Jam makan siang berikutnya, saya mendatangi laki-laki itu lagi. Evan sudah lama tidak mengajak saya keluar makan siang. Sepertinya dia merasa saya terlalu aneh untuk menemaninya makan dibanding Nina. Mungkin karena Nina suka tertawa, dan Evan senang ditertawakan. Sepertinya lagi, Evan tidak mengajak Nina makan siang di rumah makan cepat saji di samping kantor kami, karena saya tidak pernah melihat mereka berdua di salah satu meja pengunjung. Untung saja. Setidaknya saya tidak perlu mendengar ucapan Evan yang tidak lucu dan tawa Nina yang terlalu banyak itu. Sore hari, mobil Evan juga tidak menghadang jalan saya. Pesan singkat Nina tidak pernah muncul lagi di monitor komputer saya. Biasanya Nina mengajak saya pulang bersama, karena rumah kami searah. Kebetulan sekali, saya tengah bosan memperhatikan bentuk gigi-giginya ketika tertawa. Saya heran, apa dia tidak bosan tertawa, termasuk menertawakan sepatu saya, tas saya, atau kemeja yang saya pakai. Bahkan pengamen dalam bus yang suaranya bisa dikatakan bagus pun ditertawakannya.

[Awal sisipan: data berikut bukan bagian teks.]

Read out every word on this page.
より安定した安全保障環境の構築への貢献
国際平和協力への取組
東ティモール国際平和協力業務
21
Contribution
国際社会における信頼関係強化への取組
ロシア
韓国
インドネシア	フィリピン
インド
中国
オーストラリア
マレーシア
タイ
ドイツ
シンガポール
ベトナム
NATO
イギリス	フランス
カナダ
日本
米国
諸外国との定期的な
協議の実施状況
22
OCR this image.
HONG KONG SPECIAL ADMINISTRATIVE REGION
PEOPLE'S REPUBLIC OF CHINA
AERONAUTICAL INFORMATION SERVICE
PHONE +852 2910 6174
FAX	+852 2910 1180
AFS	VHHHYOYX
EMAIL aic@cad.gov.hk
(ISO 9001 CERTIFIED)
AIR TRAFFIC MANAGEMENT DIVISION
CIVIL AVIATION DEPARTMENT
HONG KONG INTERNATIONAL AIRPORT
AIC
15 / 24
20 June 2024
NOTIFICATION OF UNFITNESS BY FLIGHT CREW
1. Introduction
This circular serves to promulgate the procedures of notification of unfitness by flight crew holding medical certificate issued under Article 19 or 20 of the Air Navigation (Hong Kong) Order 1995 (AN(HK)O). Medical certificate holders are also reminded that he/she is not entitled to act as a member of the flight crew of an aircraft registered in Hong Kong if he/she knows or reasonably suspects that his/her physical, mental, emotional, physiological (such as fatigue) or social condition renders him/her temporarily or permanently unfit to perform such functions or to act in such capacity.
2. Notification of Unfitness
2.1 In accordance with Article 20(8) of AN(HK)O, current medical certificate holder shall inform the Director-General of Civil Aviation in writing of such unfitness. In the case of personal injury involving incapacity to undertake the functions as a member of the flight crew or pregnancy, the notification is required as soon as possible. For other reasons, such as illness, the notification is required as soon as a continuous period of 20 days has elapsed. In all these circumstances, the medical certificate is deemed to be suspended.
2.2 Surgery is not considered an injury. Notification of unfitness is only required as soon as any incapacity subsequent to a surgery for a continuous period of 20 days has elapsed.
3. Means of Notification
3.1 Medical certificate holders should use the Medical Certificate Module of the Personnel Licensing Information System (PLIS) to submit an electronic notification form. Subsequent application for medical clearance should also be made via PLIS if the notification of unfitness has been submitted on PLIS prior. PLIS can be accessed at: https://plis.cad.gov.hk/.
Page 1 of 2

Saya selalu membeli menu yang sama, dua buah burger dan dua cup minuman soda. Saya tidak keberatan mengulang menu makan siang yang sama setiap hari. Tentu saja dia juga tidak. Kami menghabiskan makan siang dalam diam. Setelah makan, dia tetap diam, saya yang bercerita. Bukan cuma tentang pendapat rekan-rekan saya mengenai dia, saya juga bercerita banyak hal, seperti kucing tetangga yang selalu mengintip ke dalam kamar saya, namun tidak pernah masuk meski saya membiarkan pintu terbuka lebar-lebar, atau tentang sedap malam yang baru saya tanam, atau tentang telur gosong yang saya goreng tadi pagi. Entah mengapa saya jadi suka bercerita padanya. Mungkin karena dia menanggapi dengan tidak berlebihan seperti Nina, atau menyepelekan seperti pacar saya. Saya tahu, pacar saya lebih sedikit menyimak cerita saya. Sama sedikitnya dengan intensitas kunjungannya belakangan ini.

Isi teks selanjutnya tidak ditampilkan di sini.